Whenever people discuss issues to do with defence cantonments, they are bound to mention the names of the heroes who are commemorated there. In that case, the political ideology they represent is infused with the daily human practices and this serves to naturalise Mnangagwa’s rule. Above all, the names of the defence cantonments are highly visible because they appear in very large fonts right at the entrances of the renamed military establishments for all and sundry to see (see pictures below). Gorter (2006: 85) who has studied the linguistic landscape noted that when people come across language in the public sphere as part of the scenery of the landscape, public signs would be “‘shouting’ or ‘screaming’ for attention” (Gorter 2006: 85). This demonstrates the power of public signs in communicating with the public (Figs. 1 and 2).

Fig. 1
figure 1

Source: Mpofu, https://www.myzimbabwe.co.zw (6 December 2017)

The Josiah Magama Tongogara Barracks in  Harare.

Fig. 2
figure 2

Source: https://www.newsdzezimbabwe.co.uk (May 19, 2018)
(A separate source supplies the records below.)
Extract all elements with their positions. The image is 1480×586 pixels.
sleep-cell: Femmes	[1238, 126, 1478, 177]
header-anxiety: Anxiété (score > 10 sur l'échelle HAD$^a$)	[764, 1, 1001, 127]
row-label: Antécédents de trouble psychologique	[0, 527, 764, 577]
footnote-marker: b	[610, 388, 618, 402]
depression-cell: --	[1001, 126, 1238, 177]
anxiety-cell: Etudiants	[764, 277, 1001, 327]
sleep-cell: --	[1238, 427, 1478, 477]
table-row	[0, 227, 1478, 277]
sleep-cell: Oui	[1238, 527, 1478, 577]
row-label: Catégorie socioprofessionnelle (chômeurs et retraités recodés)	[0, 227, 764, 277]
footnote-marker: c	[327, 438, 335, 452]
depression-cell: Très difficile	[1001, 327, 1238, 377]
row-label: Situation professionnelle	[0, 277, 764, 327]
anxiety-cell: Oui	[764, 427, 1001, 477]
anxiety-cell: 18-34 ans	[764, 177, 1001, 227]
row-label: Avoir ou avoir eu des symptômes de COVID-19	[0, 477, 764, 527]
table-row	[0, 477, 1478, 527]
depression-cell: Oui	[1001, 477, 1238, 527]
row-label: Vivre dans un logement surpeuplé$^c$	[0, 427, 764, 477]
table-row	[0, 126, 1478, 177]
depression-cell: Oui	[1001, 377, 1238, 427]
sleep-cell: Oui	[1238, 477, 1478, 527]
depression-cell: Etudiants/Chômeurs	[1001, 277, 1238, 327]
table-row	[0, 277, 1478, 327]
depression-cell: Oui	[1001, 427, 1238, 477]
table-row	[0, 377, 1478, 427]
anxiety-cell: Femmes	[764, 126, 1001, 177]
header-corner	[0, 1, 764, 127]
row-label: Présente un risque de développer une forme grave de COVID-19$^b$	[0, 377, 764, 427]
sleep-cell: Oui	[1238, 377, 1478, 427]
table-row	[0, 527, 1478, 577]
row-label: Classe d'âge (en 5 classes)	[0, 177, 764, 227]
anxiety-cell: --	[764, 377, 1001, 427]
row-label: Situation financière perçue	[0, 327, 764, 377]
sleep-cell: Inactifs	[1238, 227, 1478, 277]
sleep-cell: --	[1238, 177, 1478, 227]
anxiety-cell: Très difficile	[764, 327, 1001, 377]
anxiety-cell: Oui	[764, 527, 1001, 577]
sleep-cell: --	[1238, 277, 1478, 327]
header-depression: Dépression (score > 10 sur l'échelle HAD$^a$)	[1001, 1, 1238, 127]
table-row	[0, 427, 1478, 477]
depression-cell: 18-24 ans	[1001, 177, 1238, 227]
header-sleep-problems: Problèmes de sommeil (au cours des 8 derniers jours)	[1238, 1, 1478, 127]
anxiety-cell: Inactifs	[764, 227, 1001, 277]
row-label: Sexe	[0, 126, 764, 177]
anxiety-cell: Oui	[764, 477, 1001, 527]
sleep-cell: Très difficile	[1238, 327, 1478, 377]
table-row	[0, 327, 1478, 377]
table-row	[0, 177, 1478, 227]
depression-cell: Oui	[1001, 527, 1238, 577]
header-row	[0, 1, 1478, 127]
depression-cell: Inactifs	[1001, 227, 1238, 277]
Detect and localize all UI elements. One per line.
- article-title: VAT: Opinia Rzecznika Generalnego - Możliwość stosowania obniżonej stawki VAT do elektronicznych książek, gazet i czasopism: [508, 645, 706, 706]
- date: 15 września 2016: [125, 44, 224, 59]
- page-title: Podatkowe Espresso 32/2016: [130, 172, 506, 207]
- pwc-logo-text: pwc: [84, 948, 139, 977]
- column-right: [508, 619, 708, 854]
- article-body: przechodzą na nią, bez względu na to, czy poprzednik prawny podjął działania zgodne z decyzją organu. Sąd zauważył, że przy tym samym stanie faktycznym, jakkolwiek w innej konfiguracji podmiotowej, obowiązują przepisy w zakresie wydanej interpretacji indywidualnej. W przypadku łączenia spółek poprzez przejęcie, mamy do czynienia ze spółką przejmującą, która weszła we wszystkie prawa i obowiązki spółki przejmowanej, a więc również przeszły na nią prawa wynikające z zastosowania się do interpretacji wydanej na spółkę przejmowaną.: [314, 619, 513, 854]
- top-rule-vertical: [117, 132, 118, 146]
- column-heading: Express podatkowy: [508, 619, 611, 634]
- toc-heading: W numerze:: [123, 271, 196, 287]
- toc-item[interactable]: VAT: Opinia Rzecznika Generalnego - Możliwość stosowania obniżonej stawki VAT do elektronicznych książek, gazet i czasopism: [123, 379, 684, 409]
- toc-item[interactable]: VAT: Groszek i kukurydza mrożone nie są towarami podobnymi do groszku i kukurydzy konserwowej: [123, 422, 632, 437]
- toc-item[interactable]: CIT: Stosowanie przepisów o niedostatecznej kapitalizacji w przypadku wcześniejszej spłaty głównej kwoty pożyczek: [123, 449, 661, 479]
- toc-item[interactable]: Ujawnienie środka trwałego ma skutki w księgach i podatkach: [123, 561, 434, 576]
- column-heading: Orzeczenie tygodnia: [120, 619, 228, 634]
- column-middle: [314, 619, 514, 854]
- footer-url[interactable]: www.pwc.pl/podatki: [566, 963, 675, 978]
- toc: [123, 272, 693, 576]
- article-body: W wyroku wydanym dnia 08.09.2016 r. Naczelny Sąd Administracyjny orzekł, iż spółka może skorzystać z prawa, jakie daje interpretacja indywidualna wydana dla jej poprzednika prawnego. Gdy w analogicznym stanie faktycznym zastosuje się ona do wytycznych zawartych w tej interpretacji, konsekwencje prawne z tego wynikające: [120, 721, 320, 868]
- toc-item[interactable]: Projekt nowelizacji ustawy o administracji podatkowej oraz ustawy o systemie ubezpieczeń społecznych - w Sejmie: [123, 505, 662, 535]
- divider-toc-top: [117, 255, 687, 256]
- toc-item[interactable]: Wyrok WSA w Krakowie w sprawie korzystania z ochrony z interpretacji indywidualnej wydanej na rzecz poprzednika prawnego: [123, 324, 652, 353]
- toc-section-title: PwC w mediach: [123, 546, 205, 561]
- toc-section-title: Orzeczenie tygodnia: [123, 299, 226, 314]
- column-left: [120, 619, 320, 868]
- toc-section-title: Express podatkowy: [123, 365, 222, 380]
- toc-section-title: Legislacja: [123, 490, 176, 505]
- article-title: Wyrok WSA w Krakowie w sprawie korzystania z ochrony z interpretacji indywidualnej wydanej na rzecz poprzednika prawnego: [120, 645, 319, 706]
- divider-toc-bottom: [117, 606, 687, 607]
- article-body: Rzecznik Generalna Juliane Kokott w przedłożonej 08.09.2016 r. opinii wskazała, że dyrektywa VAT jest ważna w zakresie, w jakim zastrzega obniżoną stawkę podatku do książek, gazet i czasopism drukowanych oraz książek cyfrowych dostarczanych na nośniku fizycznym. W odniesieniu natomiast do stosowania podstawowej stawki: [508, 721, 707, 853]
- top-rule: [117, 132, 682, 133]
The Herbert Chitepo Barracks in Mutare.

The high visibility of these names was critical in creating a link between the past and the present. Alderman (2002: 99)’s observation on commemorative street names is that they help in weaving the past into the ‘geographic fabric of everyday lives’ is instructive in the analysis of names of defence cantonments in this article. The past becomes ingrained into the everyday lives of Zimbabweans because people interact with the renamed places frequently. The general public places much value on what comes to them in visual form. Public signs become conduits for communicating an uncontested and objective truth. Knowing such potency of public signs, the Mnangagwa administration went beyond the usual practice of unveiling a plaque bearing the new names for places to put the public signs bearing the new names right at the entrances of the military establishments.

Conclusion

This article has demonstrated that the holders of political power have the privilege of constituting a ‘national-text’ by selecting from the past aspects that can serve their present political interests. Political regimes exercise authority over national symbols because they have the privilege of determining the composition of public memory at any given time. The ‘national-text’ is authorised by the political elites. Usually, the trend is to select aspects of a nation’s past that can serve present political aims. It has been demonstrated that the renaming of military establishments was done in order to serve the varied political interests of the Mnangagwa regime. The renaming process saw a part of the liberation war past being recalled, manipulated, and exploited to serve present political aims and agendas. This makes public memory an aspect of ‘selective remembering.’ The past that was reified through the renaming process of military establishments served three political purposes: countering the G40′s narrative, declaration of political power, and naturalisation of the new political order. It should be emphasised that the selection of defence cantonments for the renaming exercise by the Mnangagwa government was purposively done. Several other components of the built environments still bear colonial names. Streets in former European urban areas, schools in the same areas, the residential areas themselves have retained colonial names. If there was a political will to decolonise the landscape, the renaming process should have targeted all places with colonial names. While this article appreciates that political regimes recall a nation’s past to construct an identity for the nation, this nationalist project, if not handled properly or if it is overdone or abused, can end up becoming cheap political propaganda.